A música fala, manifesta-se, grita, reclama e nos faz participar de seu universo que por vezes é confuso, enigmático, ambíguo e muito desumano as vezes. O primeiro ato do filme é um soco no estômago. A história nos deixa de olhos arregalados diante da tela tentando não perder nenhum detalhe até compreendermos o que está acontecendo. Perfídia é uma mulher totalmente maluca, mas consciente do que ela está determinada a fazer. Sua relação de puro ódio e vingança com Lockjaw é doentia. Achamos que a vida dele terminaria ali, mas o roteiro tinha planos para ele. E que planos. Apesar do longa se basear numa obra de ficção, suas provocações nunca se tornaram tão atuais como os dramas sociopolíticos que estamos vivendo no mundo hoje. 

O fato deste filme ser lançado exatamente agora, dentro de um contexto de guerras bélicas; conflitos políticos e de interesse político em determinados países; rixas religiosas que também incluem interesses políticos; ódio e desprezo aos migrantes; morte de crianças na Faixa de Gaza; a guerra da Ucrânia que é desprezada até pela mídia, mas que ainda está lá, presente no dia a dia daqueles cidadãos... O filme de Anderson chega como um grito de alerta e de socorro: até onde vamos? Quando iremos parar? Por que ainda insistimos naquilo que nos faz mal, nos mata? O que ganhamos com isso? O que o outro tem que é tão impuro para nós? Por que este ódio destilado à existência das outras pessoas? 


Um roteiro digno de seus personagens 

Algumas críticas e opiniões sobre o filme afirmam que em determinado momento o roteiro que Anderson adaptou parece se esquecer do personagem de DiCaprio em determinada hora do filme. Não acreditamos que houve isso de fato. Como afirmamos, se alguma vez na vida, Anderson errou, ele errou de propósito, revelando que o erro faz parte da narrativa.
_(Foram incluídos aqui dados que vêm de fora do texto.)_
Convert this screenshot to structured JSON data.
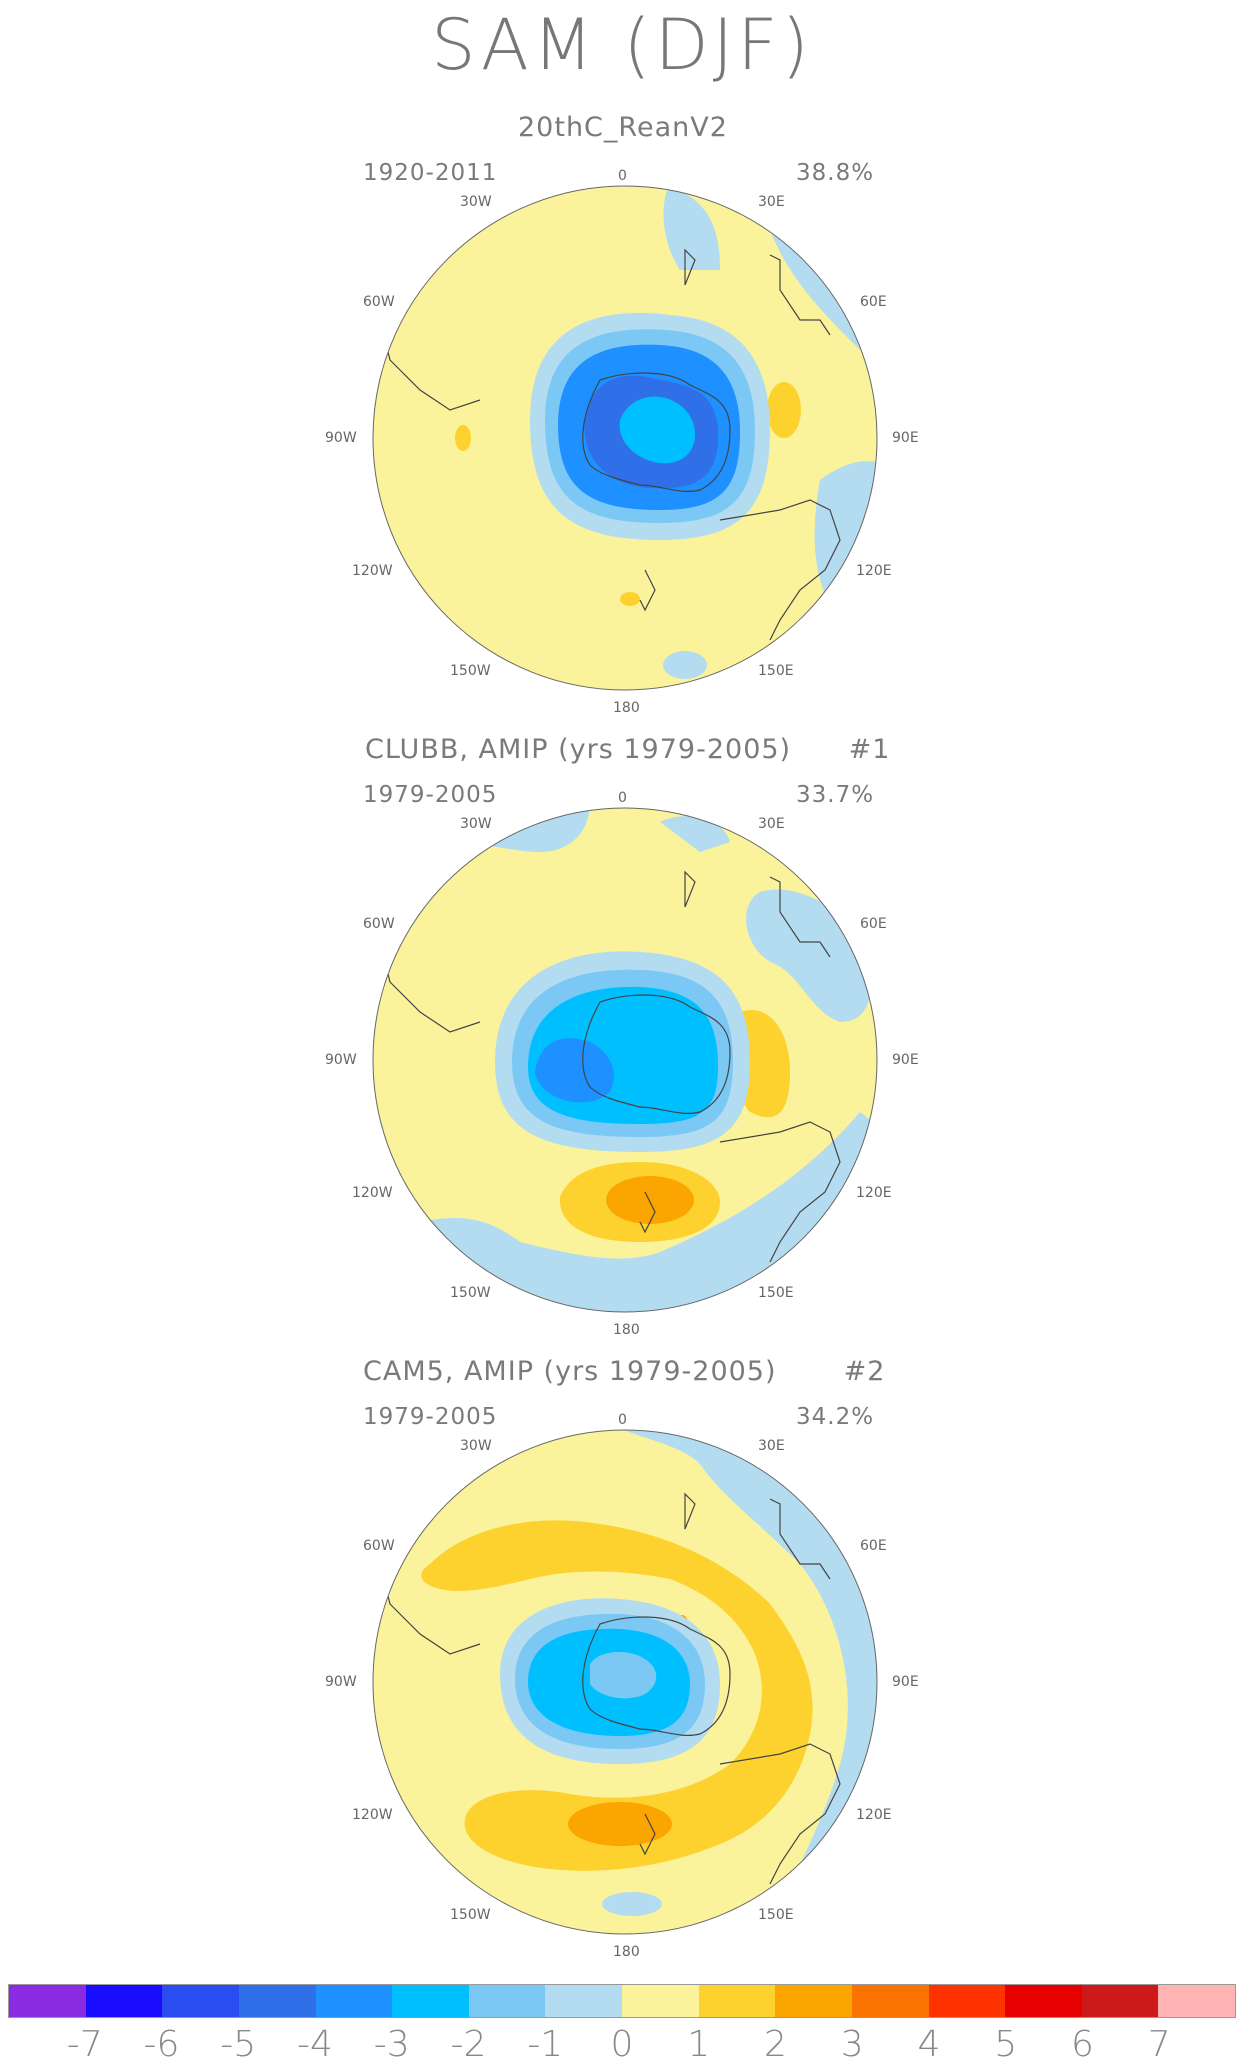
{
  "title": "SAM (DJF)",
  "panels": [
    {
      "title": "20thC_ReanV2",
      "period": "1920-2011",
      "percent": "38.8%"
    },
    {
      "title": "CLUBB, AMIP (yrs 1979-2005)      #1",
      "period": "1979-2005",
      "percent": "33.7%"
    },
    {
      "title": "CAM5, AMIP (yrs 1979-2005)       #2",
      "period": "1979-2005",
      "percent": "34.2%"
    }
  ],
  "longitude_labels": {
    "top": "0",
    "bottom": "180",
    "w30": "30W",
    "e30": "30E",
    "w60": "60W",
    "e60": "60E",
    "w90": "90W",
    "e90": "90E",
    "w120": "120W",
    "e120": "120E",
    "w150": "150W",
    "e150": "150E"
  },
  "colorbar": {
    "labels": [
      "-7",
      "-6",
      "-5",
      "-4",
      "-3",
      "-2",
      "-1",
      "0",
      "1",
      "2",
      "3",
      "4",
      "5",
      "6",
      "7"
    ],
    "colors": [
      "#8a2be2",
      "#1a0dff",
      "#2a4df0",
      "#2f6fe8",
      "#1e90ff",
      "#00bfff",
      "#7cc8f5",
      "#b4dcf0",
      "#fbf39b",
      "#fdd22f",
      "#fba500",
      "#fa7300",
      "#ff3300",
      "#e60000",
      "#cc1a1a",
      "#ffb3b3"
    ]
  }
}
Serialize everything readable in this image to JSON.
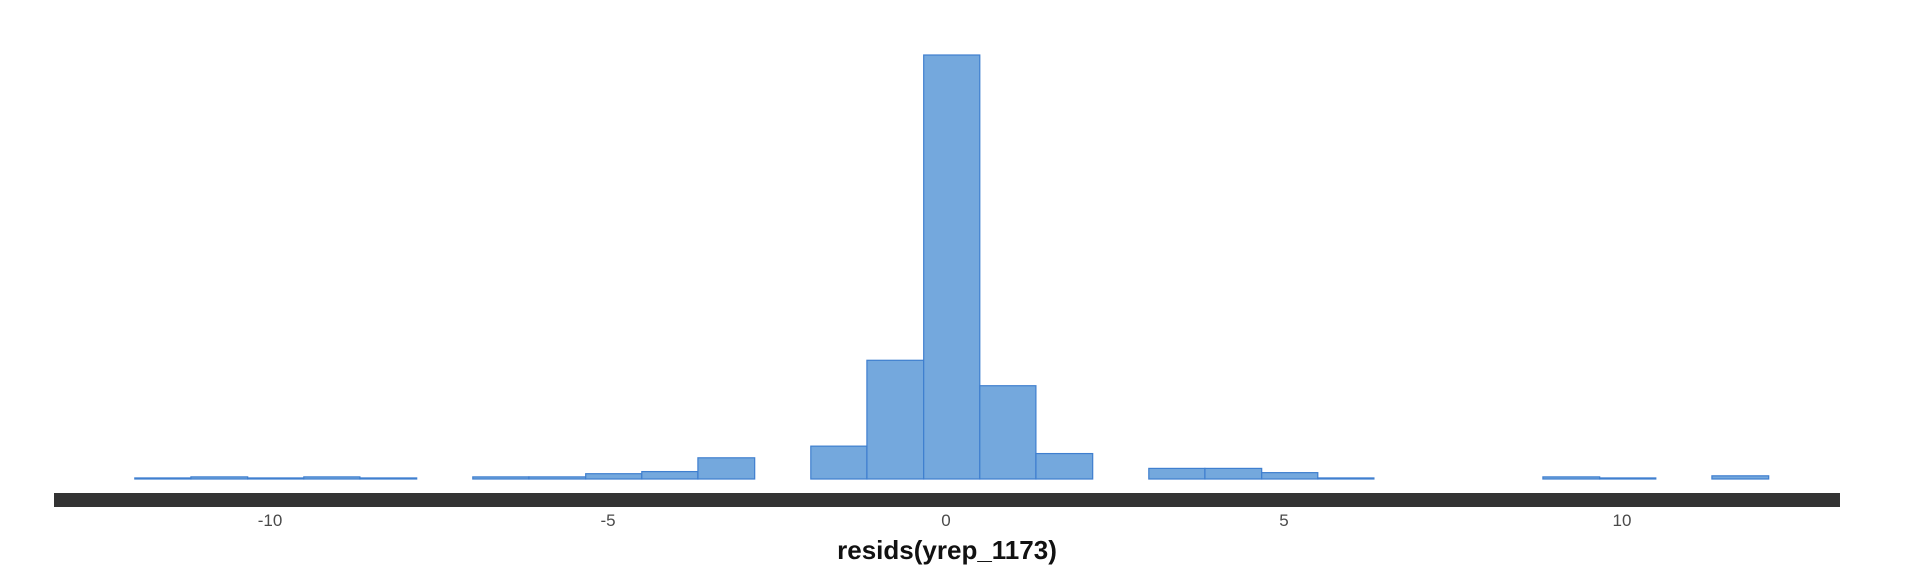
{
  "chart_data": {
    "type": "bar",
    "title": "",
    "xlabel": "resids(yrep_1173)",
    "ylabel": "",
    "xlim": [
      -13.5,
      13.5
    ],
    "bin_width": 0.8333,
    "x_ticks": [
      -10,
      -5,
      0,
      5,
      10
    ],
    "x_tick_labels": [
      "-10",
      "-5",
      "0",
      "5",
      "10"
    ],
    "grid": false,
    "legend": "none",
    "bars": [
      {
        "x0": -12.0,
        "x1": -11.17,
        "count": 1
      },
      {
        "x0": -11.17,
        "x1": -10.33,
        "count": 2
      },
      {
        "x0": -10.33,
        "x1": -9.5,
        "count": 1
      },
      {
        "x0": -9.5,
        "x1": -8.67,
        "count": 2
      },
      {
        "x0": -8.67,
        "x1": -7.83,
        "count": 1
      },
      {
        "x0": -7.83,
        "x1": -7.0,
        "count": 0
      },
      {
        "x0": -7.0,
        "x1": -6.17,
        "count": 2
      },
      {
        "x0": -6.17,
        "x1": -5.33,
        "count": 2
      },
      {
        "x0": -5.33,
        "x1": -4.5,
        "count": 5
      },
      {
        "x0": -4.5,
        "x1": -3.67,
        "count": 7
      },
      {
        "x0": -3.67,
        "x1": -2.83,
        "count": 20
      },
      {
        "x0": -2.83,
        "x1": -2.0,
        "count": 0
      },
      {
        "x0": -2.0,
        "x1": -1.17,
        "count": 31
      },
      {
        "x0": -1.17,
        "x1": -0.33,
        "count": 112
      },
      {
        "x0": -0.33,
        "x1": 0.5,
        "count": 400
      },
      {
        "x0": 0.5,
        "x1": 1.33,
        "count": 88
      },
      {
        "x0": 1.33,
        "x1": 2.17,
        "count": 24
      },
      {
        "x0": 2.17,
        "x1": 3.0,
        "count": 0
      },
      {
        "x0": 3.0,
        "x1": 3.83,
        "count": 10
      },
      {
        "x0": 3.83,
        "x1": 4.67,
        "count": 10
      },
      {
        "x0": 4.67,
        "x1": 5.5,
        "count": 6
      },
      {
        "x0": 5.5,
        "x1": 6.33,
        "count": 1
      },
      {
        "x0": 6.33,
        "x1": 7.17,
        "count": 0
      },
      {
        "x0": 7.17,
        "x1": 8.0,
        "count": 0
      },
      {
        "x0": 8.0,
        "x1": 8.83,
        "count": 0
      },
      {
        "x0": 8.83,
        "x1": 9.67,
        "count": 2
      },
      {
        "x0": 9.67,
        "x1": 10.5,
        "count": 1
      },
      {
        "x0": 10.5,
        "x1": 11.33,
        "count": 0
      },
      {
        "x0": 11.33,
        "x1": 12.17,
        "count": 3
      }
    ],
    "ylim": [
      0,
      400
    ],
    "colors": {
      "fill": "#74a8dd",
      "outline": "#3f7fcf",
      "axis_band": "#333333"
    }
  }
}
O que acontece com Bob a certa altura é o reflexo do que acontece com todo aquele que passa a maior parte da sua vida lutando e uma hora, quando acha que está tudo bem e que não precisa mais se preocupar, ele relaxa. Permite se esquecer daquelas dores, lutas, batalhas, guerras, perigos, para se dedicar um pouquinho à sua existência, vida, e, no caso de Bob, à família. 

Aqui entra a filha Willa que é magnífica pela atuação de Infiniti. A jovem atriz já tem em seu currículo grandes nomes de Hollywood e não deixa por menos em seu trabalho. O bacana do roteiro de Anderson é que ele não faz da filha simplesmente um objeto de resgate para conduzir a narrativa e nem um elemento central de vingança. Willa é a força do ato final e nos conduz a uma descoberta de saberes, poder e de resistência. Todo o filme é sobre resistência, não só política, mas resistir até mesmo contra aquelas forças internas que a impedem de caminhar, erguer, progredir e a amar a si mesma. Magistralmente o filme termina com a cena vingativa e traiçoeira de Lockjaw entregando-se a um regime que insiste em não mudar. “Corte uma cabeça e outras duas nascerão no lugar”.